2004 NEWS

2004 News > 10/7/04


By Tom Glavine, MLB.Com
Original Article HERE.

Mets ace and former Cy Young Award winner Tom Glavine pitched in the postseason 11 times -- including five World Series -- while with Atlanta. Now home in Georgia, Glavine will be sitting down with MLB.com to offer his thoughts on the National League Divisional Series between the Braves and Astros. Here's what he had to say after Houston's victory in Game 1 on Wednesday.

Losing the first game of this round is a little bit bigger deal because in a shorter series, you don't have the time to recover like you do in a seven-game series. Every game is more critical. It's gotten to a point, though, that when you lose, there is no panic after the game. I'm sure it will be business as usual for the Braves, without panic, though there will be a sense of urgency.

They certainly don't want to go to Houston having to win out, because that means winning in the park where Houston has won 18 straight games. The situation now becomes trying to put yourself in the next best position, which is a split, then doing the same thing in Houston, because you have Game 5 at home.

As a veteran, you have to tell them to hang in there and forget about yesterday, because there is nothing you can do about it. You make your obvious corrections, pitch a little better and take advantage of scoring opportunities. But the overriding thing is to keep a sense of calm. You don't want people thinking, "If we don't win today, we have to win three in a row." You don't want to play that "what if" scenario. Because if they go to Houston tied 1-1, it's not so bad.

When you lose Game 1 and get behind, with the prospect of going 0-2 on the road, you start as players to get caught up in the "what if" scenario. It's hard to go out there and relax if you have that on your mind. You can't have that happen. Just go play the game. I think it's harder to put yourself in a mode that if you win today, it's 1-1, and no big deal. It's easier to get sucked up in "It's 0-2, and now we have to go on the road and win three straight." I think that as veterans, they have to try and help guard against that and worry about winning today's game.

Turnover plays a part in it. I guarantee that when players come to the Braves, they know about the team's tradition and great run of success. But I also know that down inside, they've been reminded about the perceived lack of success in the playoffs. I guarantee they've heard about it. Have they bought into that as much as they've bought into the formula of success? That part I don't know. But they've spent 162 games buying into the positive side, that's why they've had a great year.

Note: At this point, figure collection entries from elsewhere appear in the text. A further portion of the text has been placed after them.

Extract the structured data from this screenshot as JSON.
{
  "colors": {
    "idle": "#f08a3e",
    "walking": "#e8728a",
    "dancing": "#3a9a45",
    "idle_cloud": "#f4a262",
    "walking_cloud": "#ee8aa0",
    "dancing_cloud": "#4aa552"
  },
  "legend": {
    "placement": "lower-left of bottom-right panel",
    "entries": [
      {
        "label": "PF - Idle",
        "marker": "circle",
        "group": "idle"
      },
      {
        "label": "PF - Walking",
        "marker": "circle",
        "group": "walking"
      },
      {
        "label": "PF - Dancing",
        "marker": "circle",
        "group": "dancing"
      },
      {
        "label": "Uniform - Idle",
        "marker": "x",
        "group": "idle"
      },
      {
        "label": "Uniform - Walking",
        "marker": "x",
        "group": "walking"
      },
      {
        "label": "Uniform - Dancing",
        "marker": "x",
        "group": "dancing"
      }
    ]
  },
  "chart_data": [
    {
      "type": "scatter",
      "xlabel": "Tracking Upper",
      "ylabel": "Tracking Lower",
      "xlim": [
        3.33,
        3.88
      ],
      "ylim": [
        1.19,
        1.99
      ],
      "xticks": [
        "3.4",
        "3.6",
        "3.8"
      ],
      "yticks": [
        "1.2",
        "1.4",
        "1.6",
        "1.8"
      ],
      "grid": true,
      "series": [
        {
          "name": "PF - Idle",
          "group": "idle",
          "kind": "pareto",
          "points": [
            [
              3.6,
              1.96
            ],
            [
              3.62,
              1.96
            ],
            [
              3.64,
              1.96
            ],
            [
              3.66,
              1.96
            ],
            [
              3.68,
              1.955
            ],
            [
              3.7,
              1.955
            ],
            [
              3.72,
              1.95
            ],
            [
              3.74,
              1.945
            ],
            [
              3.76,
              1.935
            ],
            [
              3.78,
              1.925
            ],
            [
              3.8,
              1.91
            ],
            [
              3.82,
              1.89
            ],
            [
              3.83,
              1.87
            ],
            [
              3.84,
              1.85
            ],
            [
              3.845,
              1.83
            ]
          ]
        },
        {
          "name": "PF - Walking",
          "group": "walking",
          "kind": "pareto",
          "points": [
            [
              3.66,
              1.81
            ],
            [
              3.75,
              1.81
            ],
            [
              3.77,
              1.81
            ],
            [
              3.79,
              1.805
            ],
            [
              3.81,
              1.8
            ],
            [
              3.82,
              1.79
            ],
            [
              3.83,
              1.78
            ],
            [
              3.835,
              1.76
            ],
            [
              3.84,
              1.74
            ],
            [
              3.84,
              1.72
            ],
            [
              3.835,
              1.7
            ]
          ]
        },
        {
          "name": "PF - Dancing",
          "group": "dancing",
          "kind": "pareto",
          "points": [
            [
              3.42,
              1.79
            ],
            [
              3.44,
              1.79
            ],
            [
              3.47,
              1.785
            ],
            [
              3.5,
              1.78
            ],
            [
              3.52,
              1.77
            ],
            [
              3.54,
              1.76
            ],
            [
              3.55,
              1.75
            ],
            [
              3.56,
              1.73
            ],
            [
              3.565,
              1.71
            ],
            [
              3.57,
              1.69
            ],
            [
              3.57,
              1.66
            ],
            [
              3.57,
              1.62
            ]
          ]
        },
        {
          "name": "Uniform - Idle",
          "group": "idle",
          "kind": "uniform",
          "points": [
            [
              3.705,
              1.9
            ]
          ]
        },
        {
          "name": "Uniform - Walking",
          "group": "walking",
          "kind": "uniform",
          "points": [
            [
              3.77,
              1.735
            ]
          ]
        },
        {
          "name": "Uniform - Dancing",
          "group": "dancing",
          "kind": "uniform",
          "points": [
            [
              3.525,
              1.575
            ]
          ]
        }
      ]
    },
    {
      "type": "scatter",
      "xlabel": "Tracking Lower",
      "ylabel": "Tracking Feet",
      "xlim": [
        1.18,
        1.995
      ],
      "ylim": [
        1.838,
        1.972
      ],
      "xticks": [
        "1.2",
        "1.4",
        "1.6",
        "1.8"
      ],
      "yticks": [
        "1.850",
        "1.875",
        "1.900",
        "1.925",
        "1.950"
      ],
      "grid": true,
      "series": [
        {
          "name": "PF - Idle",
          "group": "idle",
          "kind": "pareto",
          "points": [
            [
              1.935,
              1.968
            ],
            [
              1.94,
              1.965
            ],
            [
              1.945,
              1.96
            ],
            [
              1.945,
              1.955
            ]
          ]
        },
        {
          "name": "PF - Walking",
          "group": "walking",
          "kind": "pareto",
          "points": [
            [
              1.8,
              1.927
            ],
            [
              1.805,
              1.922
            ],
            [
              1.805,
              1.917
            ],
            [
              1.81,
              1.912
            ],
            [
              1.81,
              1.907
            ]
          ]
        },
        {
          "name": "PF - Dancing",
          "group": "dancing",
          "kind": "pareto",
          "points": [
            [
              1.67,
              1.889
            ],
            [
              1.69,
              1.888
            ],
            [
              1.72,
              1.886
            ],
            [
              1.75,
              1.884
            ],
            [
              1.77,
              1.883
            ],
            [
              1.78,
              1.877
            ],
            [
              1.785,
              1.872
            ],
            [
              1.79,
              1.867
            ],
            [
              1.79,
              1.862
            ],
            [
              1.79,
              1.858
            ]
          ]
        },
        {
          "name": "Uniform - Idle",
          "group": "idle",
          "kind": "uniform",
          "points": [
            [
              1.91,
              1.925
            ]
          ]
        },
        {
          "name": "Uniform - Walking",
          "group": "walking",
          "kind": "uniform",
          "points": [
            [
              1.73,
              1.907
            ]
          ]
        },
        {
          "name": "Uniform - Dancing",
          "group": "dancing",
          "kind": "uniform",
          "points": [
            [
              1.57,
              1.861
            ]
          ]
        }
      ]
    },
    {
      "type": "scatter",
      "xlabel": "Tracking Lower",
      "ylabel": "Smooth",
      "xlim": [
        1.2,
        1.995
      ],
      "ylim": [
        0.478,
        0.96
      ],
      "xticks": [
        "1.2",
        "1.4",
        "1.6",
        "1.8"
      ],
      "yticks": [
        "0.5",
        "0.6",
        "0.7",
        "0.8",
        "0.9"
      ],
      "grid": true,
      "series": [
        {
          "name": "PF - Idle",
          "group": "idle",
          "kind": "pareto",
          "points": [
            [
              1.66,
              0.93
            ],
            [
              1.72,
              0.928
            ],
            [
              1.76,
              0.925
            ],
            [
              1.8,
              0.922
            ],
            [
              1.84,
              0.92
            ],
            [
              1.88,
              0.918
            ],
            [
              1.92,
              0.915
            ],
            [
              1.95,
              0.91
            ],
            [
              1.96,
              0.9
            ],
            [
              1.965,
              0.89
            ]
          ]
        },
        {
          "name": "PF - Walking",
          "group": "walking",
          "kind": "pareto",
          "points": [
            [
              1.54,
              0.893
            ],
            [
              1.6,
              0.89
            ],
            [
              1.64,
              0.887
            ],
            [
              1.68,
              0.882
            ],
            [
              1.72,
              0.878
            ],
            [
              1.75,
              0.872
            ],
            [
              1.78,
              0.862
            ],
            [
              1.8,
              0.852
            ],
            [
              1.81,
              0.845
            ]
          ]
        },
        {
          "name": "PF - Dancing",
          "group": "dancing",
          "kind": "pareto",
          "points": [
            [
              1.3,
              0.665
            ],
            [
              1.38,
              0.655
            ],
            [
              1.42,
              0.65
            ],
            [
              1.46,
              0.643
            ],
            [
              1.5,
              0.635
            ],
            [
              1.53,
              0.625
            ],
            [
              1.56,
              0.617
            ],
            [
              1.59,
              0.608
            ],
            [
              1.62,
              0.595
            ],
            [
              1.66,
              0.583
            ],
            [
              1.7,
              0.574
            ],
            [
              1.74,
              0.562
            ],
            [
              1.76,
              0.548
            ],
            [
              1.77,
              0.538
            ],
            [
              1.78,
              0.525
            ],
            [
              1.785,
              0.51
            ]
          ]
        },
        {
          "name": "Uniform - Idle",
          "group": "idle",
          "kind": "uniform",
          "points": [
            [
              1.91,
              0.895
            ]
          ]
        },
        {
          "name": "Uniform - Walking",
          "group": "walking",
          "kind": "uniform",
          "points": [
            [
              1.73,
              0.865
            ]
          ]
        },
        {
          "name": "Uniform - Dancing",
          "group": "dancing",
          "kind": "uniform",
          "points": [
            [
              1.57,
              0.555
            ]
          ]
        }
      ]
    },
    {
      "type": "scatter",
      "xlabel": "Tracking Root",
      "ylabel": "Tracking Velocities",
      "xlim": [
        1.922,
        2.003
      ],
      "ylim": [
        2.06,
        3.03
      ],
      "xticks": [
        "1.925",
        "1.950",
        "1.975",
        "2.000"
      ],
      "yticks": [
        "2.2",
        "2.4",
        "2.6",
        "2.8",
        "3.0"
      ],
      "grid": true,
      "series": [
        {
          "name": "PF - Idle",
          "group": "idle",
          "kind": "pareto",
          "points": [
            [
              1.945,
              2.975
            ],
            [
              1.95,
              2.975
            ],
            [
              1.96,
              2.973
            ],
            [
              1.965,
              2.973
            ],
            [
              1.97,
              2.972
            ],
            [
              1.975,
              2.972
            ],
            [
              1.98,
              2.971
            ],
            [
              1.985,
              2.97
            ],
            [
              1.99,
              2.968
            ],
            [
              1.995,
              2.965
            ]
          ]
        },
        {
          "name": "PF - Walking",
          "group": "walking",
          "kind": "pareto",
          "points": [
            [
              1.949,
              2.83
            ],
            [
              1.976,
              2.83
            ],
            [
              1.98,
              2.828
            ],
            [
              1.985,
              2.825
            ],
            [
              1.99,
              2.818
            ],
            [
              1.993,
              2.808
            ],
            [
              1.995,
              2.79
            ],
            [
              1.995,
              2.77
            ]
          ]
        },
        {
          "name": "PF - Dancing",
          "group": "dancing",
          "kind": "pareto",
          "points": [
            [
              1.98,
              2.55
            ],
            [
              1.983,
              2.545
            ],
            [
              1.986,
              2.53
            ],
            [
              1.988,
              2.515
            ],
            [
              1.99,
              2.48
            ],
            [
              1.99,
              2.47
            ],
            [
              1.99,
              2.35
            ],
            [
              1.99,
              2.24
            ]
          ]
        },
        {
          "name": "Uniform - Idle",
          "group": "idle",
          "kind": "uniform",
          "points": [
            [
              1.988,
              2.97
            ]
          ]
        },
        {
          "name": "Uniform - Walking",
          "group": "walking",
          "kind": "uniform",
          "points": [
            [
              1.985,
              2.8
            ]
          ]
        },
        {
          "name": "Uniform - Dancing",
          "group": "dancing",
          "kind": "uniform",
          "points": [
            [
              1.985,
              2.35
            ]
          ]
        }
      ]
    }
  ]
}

As a player, they are well aware of [the perception of failure in the playoffs]. A certain part of you goes through the mental part, saying, "I hope we don't mess this up." It's probably a very small percentage, though. And no one will say it publicly, but it's on guys' minds. Somewhere in the back of everyone's mind, they are hoping they win this year, because they don't want to listen to all the garbage again. I'm not saying that affects you on the field, but I guarantee you that somewhere they thought about it, and it's just a matter of dispelling those bad thoughts.

As for Roger Clemens yesterday, people always wonder what the advantage is of having veteran players in the postseason. Would you rather have experience or talent? Ideally, you'd like to have both, and you saw that in Roger. He's an experienced, veteran pitcher, and he drew on that.

He obviously didn't have his best stuff, and he probably wasn't feeling his best physically, but he managed to keep himself and his team in the game and give them a chance to win. He'll tell you it wasn't his prettiest game, but those are the games you walk away from and are proud of, when you find a way to get yourself out of a jam.

That's a big pickup for the club -- when the ace goes out without his best stuff and grinds out a win. It's a great example of why Roger won so many games in his career, because he wins even when he doesn't have his overpowering stuff.